Results show that Self Forcing achieves comparable per-iteration training time to Teacher Forcing and Diffusion Forcing for generator updates, while maintaining lower training time for critic updates across all variants. The training efficiency of Self Forcing is attributed to its use of full attention and optimized kernels, which enable high GPU utilization despite its sequential nature.

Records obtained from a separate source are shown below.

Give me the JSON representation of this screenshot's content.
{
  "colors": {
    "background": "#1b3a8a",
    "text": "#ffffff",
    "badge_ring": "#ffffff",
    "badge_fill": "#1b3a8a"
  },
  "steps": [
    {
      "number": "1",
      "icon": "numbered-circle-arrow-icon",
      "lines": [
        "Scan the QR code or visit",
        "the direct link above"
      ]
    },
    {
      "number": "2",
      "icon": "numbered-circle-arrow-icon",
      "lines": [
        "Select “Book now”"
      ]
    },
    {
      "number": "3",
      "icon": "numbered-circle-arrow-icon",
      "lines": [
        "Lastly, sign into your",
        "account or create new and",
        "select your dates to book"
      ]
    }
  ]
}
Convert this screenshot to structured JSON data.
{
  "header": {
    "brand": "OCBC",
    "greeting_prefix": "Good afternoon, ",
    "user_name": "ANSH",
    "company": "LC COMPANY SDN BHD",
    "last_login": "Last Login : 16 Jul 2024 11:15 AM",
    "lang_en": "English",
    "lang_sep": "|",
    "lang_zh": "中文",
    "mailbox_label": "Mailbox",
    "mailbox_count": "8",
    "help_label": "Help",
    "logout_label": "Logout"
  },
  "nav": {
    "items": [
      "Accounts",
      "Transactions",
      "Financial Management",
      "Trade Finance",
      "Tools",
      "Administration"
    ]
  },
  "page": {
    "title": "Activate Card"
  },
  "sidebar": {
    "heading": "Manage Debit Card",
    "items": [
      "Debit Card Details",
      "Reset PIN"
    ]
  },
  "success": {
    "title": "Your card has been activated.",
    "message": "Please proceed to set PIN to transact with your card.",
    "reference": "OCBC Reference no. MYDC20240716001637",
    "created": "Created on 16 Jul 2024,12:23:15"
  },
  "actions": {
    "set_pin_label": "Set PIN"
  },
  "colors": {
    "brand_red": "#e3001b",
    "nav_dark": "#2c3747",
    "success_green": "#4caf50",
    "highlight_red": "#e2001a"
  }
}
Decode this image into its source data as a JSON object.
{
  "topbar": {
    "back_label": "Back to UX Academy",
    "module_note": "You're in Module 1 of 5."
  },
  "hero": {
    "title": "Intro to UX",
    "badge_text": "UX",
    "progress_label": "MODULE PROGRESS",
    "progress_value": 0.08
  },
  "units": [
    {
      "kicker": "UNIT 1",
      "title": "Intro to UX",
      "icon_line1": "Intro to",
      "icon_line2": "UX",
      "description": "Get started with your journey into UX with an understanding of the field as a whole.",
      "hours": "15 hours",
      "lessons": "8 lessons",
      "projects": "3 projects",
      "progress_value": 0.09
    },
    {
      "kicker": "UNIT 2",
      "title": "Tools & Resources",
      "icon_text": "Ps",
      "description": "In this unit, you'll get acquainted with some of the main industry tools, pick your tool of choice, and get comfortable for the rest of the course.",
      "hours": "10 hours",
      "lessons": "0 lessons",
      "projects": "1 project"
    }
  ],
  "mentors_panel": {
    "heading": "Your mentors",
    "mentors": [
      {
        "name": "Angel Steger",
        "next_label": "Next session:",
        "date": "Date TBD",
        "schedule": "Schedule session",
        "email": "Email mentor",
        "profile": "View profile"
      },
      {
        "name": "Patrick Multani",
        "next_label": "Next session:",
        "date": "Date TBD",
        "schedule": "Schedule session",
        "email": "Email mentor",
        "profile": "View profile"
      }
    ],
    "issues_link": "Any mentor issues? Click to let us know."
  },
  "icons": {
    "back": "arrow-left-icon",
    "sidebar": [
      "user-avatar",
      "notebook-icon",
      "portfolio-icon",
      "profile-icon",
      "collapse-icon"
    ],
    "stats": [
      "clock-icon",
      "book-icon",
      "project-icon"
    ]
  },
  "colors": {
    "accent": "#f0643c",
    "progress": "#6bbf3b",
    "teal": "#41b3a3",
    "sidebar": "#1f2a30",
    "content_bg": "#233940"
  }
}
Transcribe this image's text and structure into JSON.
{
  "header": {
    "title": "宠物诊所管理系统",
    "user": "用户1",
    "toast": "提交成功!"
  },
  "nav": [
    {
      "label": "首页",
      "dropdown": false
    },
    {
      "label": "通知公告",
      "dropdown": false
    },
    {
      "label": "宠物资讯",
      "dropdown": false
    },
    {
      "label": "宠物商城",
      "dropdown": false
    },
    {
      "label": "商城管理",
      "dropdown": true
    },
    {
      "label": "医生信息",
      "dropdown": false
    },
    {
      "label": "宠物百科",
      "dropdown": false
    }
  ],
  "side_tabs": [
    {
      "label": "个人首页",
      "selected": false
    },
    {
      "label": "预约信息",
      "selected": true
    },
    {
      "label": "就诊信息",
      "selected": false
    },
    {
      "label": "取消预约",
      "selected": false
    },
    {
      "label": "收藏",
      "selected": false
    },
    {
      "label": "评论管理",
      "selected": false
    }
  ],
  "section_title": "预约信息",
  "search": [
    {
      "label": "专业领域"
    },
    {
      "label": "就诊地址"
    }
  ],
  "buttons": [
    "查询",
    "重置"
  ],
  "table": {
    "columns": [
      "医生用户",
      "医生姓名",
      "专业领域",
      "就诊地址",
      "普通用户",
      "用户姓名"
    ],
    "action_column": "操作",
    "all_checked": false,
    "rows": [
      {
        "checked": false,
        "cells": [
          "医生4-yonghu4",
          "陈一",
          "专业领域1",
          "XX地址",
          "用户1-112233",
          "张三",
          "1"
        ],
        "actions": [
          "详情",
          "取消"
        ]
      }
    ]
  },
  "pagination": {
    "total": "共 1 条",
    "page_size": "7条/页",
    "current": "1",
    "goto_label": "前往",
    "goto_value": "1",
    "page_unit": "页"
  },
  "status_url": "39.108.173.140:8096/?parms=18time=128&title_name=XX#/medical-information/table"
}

Results show that the Self Forcing model with the DMD objective achieves the highest total and semantic scores among all compared methods, outperforming both diffusion-based and autoregressive baselines. The frame-wise variant of Self Forcing further improves quality metrics, particularly in semantic alignment, while maintaining strong performance across all evaluation dimensions.

Results show that Self Forcing with the DMD objective achieves the highest total, quality, and semantic scores among all compared models, outperforming both diffusion-based and autoregressive baselines. The frame-wise AR variant of Self Forcing maintains strong performance across all metrics while offering the lowest latency, making it suitable for real-time applications.

The authors use Self Forcing to train autoregressive video models, achieving the highest VBench scores and real-time throughput among all compared models. Results show that the chunk-wise variant achieves 17.0 FPS with a total score of 84.31, while the frame-wise variant reduces latency to 0.45 seconds, maintaining strong quality and enabling low-latency applications.

The authors use a consistent optimization setup across DMD, SiD, and GAN objectives, with AdamW as the optimizer and similar learning rates for both generator and critic networks. The only notable differences are the batch size, which increases to 768 for GAN, and the generator/critic update ratio, which is reduced to 1 for GAN, while all other hyperparameters remain identical.